Pourtant, ce qui ouvre le film à l’autre, à notre regard, tient aussi dans cette façon si particulière que Nicolas Défossé a de filmer les lieux et les gens hors de toute parole. S’arrêtant au gré des rencontres, au gré des paysages, il nourrit son film d’images vivantes d’hommes et de femmes au quotidien, voyageant presque amoureusement un Mexique inattendu. Entre chromos de soleil couchant aux couleurs saturées rappelant celles des blouses des femmes indiennes et instantanés de routes et de villes aux décors cabossés comme des visages burinés de soleil, c’est toute une sensibilité latine qui voit le jour.
Et de cette vision très personnelle du Mexique, Nicolas Défossé fait plus qu’une toile de fond. Véritable moteur de cette aventure cinématographique, c’est ce regard attentif et sensible qui donne au film toute sa subjectivité.C’est lui qui nous invite à venir rejoindre et nous joindre à cette Autre campagne, à être partie prenante de ce qui s’y dit, s’y vit, s’y rêve. Et ici, point question d’accord ou de désaccord, mais bien de ce qui se met en commun, de ce qui se rencontre et s’unit.

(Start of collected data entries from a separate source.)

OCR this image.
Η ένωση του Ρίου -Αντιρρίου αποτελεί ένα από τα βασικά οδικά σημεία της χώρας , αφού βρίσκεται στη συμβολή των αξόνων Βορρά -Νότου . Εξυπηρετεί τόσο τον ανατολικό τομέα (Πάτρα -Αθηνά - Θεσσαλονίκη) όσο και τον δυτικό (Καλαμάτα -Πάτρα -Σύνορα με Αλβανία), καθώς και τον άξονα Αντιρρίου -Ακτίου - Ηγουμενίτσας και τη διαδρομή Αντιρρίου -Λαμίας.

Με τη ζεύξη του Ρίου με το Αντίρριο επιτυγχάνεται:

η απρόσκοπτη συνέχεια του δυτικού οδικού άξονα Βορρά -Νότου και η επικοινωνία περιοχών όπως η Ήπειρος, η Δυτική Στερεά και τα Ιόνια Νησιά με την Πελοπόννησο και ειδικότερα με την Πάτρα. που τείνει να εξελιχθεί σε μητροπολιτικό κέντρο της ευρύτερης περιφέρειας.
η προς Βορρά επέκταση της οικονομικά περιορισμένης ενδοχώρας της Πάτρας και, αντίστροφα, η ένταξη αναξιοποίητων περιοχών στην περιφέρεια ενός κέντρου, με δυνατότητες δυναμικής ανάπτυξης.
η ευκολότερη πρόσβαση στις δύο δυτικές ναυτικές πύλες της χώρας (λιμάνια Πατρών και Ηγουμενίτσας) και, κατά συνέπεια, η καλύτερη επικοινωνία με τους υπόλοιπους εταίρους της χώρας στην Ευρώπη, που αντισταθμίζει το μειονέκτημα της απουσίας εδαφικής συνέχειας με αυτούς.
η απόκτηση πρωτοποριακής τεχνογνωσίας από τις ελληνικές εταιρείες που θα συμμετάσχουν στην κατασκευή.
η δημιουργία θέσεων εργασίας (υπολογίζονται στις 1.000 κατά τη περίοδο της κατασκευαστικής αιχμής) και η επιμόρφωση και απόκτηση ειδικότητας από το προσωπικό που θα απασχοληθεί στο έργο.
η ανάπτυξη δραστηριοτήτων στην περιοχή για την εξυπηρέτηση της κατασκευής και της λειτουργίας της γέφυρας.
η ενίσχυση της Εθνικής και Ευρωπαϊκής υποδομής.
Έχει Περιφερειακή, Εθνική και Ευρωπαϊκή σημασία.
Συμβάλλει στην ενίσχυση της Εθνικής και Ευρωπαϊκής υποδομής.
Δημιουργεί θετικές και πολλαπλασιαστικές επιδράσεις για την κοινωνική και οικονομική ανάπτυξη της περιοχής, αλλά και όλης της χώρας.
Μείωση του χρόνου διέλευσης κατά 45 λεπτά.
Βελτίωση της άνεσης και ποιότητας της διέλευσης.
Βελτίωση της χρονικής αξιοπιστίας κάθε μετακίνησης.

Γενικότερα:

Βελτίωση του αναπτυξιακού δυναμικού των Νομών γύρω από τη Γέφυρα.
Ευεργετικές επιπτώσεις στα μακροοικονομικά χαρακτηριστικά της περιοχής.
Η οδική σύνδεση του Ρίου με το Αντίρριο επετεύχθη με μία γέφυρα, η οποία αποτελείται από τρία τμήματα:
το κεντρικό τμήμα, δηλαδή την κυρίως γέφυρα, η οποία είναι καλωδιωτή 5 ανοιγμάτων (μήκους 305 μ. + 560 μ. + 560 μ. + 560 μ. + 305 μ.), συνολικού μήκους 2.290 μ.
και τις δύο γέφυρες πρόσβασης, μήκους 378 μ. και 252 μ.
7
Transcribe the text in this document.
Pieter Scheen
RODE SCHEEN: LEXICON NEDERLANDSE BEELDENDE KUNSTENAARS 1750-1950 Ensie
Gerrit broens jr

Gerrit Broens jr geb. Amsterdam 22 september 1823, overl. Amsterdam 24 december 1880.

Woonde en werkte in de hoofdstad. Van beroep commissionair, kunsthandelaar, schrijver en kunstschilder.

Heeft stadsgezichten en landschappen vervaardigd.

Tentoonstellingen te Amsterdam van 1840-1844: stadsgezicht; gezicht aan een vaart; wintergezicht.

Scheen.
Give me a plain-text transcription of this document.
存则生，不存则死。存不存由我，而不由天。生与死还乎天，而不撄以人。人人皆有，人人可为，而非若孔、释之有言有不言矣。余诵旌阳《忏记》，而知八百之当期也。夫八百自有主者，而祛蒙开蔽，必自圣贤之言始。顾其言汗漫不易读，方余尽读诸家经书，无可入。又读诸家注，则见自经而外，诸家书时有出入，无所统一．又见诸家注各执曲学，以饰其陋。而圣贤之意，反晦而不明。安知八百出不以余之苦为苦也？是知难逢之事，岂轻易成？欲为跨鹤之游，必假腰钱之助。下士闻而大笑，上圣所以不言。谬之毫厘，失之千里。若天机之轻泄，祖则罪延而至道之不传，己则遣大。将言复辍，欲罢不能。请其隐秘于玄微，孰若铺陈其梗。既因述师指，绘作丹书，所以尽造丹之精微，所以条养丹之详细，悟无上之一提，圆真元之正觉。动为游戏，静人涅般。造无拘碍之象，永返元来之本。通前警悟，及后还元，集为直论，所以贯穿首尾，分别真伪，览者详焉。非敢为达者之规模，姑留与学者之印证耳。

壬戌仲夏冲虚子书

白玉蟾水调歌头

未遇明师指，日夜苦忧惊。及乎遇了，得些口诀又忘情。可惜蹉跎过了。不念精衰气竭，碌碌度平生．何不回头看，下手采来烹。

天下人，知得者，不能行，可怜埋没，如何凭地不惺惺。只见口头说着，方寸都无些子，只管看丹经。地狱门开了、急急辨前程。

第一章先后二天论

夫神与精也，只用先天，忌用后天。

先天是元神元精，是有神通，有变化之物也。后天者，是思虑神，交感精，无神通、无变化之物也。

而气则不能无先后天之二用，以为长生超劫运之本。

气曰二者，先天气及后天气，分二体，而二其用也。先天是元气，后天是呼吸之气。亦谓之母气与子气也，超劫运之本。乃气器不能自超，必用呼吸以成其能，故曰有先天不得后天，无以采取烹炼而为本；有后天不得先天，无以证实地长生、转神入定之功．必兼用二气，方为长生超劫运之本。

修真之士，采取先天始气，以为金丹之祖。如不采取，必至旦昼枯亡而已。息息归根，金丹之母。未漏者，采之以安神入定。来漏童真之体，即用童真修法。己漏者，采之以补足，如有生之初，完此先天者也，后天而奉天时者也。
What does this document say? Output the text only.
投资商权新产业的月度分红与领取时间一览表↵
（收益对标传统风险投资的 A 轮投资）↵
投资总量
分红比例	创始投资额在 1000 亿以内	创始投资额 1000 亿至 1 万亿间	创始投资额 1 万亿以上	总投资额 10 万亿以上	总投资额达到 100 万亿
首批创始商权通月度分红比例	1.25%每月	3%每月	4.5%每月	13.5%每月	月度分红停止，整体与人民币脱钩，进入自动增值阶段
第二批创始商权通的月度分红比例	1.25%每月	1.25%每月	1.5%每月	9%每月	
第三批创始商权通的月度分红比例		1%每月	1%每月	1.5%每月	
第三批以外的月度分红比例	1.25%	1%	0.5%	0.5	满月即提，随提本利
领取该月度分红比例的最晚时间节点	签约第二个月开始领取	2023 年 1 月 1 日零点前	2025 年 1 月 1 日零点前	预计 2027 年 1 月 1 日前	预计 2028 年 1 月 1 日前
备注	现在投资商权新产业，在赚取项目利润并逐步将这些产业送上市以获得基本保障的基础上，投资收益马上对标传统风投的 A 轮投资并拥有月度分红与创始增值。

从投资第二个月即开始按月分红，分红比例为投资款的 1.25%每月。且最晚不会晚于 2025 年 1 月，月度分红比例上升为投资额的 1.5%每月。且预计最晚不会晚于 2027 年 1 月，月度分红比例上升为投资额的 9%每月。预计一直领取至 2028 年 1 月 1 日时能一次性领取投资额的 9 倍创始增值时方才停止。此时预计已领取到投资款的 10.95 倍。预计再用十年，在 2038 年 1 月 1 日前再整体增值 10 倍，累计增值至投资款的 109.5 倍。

Si Viva Mexico nous donne à voir la géographie rebelle d’un pays où se retrouvent, ensemble, communautés indigènes et collectivités autonomes, sa réussite se trouve dans ce sentiment de partage qui nous emporte lors de sa vision.

Rien d’étonnant alors que le film trouve sa ligne de force finale quand l’Autre campagne, abandonnant sa tournée, rejoint les émeutiers de la commune d’Atenco, stigmatisant, avec des milliers d’autres, la terrible répression qui s’abat sur eux, affirmant que si l’on attaque l’un d’entre nous, on nous attaque tous, qu’il n’y a pas de luttes isolées, et que la solidarité n’est pas qu’affaire de soutien, mais réside dans cette présence rebelle et permanente qui tient les luttes ensemble.

Conclusion évidente autant que nécessaire pour un film qui, loin des sentiers battus du cinéma militant, vivifie la puissance politique de l’acte de filmer l’autre.